When you click the Adjust buttons, it is usually best to not check every button at one time. Start off with the Degree 2 and the Degree 4, Adjust and then check that the undistort is plausible. The F3 view will unwrap the image in real time OpenGL, so you can see whether you are close. Then uncheck the Distortion 2 and the Quartic and check the other three or four parameters, which are fine tunes of the gross settings.

There are different strategies for determining lens distortion and you can mix and match. Usually I start with a lens grid and a matrix, determine rough distortion and then fine tune using th 2D points that I've tracked for the final. You adjust the distortion so that the Deviation error of the solve is lowest, while still being plausible, i.e. the distortion is getting more rectilinear, not less.

If there is only one valid straight edge in a plate, the Matrix may or may not have enough data contained. But the totality of all of the 2D points contains enough information to Calc a very useful undistort.

The Brute Force is very slow, but it tries every single possible combination, which can be more accurate. Adaptive is fast and looks for "trends", but can choose implausible solutions and go down the rabbit hole. Generally you don't want to Calc for more than three parameters at a time.

If you have straight lines in the scene, then you can manually set the gross second order distortion ahead of time and then use Fine (not wide). This speeds things up and prevents the solver from driving into a ditch with an implausible value. Fine means that the parameter can't stray too far away from the correct value suggested by the straight lines in the scene and saves time. But if there are no straight lines in the plate/grid, then you probably need to use Wide.

If a shot is fairly simple, don't waste time with LCO. But for stereo with a zoom lens, the Radial model can get lost and create a very different, asymmetrical distortion for left/right eyes, so LCO is very good for zoom shots with tight LIDAR lineup needed.

So there are four methods for determining distortion, which can be combined in a non-linear workflow:

Matrix, in F3, with the plate or a photographed distortion grid
Manually adjusting the distortion in F3, with the overlay grid, with the plate or a photographed distortion grid
Parameter Adjustment window, which uses the 2D tracks as the basis for distortion
F5, adjusting the distortion and focal length value at the bottom of the view port, while watching the "Hitchcock zoom" alignment of the LIDAR.

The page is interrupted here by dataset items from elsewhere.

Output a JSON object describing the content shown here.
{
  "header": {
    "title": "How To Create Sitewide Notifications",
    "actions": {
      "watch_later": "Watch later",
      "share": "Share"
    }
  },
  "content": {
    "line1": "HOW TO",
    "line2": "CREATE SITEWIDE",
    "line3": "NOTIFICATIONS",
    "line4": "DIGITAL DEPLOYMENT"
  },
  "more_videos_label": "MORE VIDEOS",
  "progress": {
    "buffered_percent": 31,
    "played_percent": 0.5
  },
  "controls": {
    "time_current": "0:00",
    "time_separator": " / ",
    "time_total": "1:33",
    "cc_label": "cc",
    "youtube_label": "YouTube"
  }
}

Of course with the new Lineup window, you should even need to check anything in Maya, fine alignment should be visible in 3DE F5. Notice that for a dense LIDAR, 3DE has the very useful hidden line removal, not generally available in Maya, unless you use the Mental Ray Contour function for software render.

Also, the Anamorphic Squeeze parameter has nothing to do with a Cinemascope/Panavision lens with a non square pixel aspect ratio of two. So this value on a spherical or anamorphic lens will often be around 1.

FYI, here are the distortion parameters available in the big four tracking softwares. 3DE has the largest number of adjustments, although with great power comes great responsibility, i.e. the extra parameters are very useful for difficult shots, but can be confusing.

3DE: degree 2, degree 4, plus three or four trims

3DE Anamorphic has 22 parameters, only for emergencies

pfTrack: degree 2, degree 4, plus anamorphic squeeze (very different than anamorphic)
SynthEyes: degree 2
Boujou: degree 2, LCO

All have LCO adjustments as well.

Theoretically the Brownian/Newton values in 3DE and pfTrack should be the same, but they do not give identical values. So pfTrack needs the pfBarrel node in Nuke and 3DE needs the WETA/3DE undistort node in Nuke. There is also a SynthEyes undistort node available for Nuke.

Shooting grids

The angled "Modern" grid will determine focal length, but it typically has a high deviation error.

So the "Classic" straight grid is often better, according to Rolf.

In the old days before the Matrix, the grid would need to be positioned exactly parallel to the camera, which is almost impossible to do in practice, outside a laboratory.

But with a "straight" Matrix, theoretically the grid can be keystoned slightly away from parallel and still give great results, much better and easier than the old fashioned traditional grid, without a Matrix. But again, only an angled grid will determine focal length.

But for focal length, there are other issues. An angled Matrix shot will require the grid to be placed very close to the camera and the focus setting will be wrong. A plate is usually shot at about ten feet away, but because the printed grid is small, the grid shot usually has to be focused at a distance of about 2 feet. Thus, the calculated FOV is off slightly, because of lens breathing. So I like to stop the camera down to t/16, focus at the "correct" 10 foot distance and let depth of field keep the image sharp. And with an angled grid, there are often checkerboard squares that aren't even covered at the edge of frame, or are too small or out of focus to Matrix accurately.

The other methods of determining focal length still work. If you have accurate LIDAR in F5 Lineup, you can "Hitchcock zoom" the focal length and low order distortion. Or you can do a Fine Adjust of focal length, etc., in the Parameter Adjustment window, as always.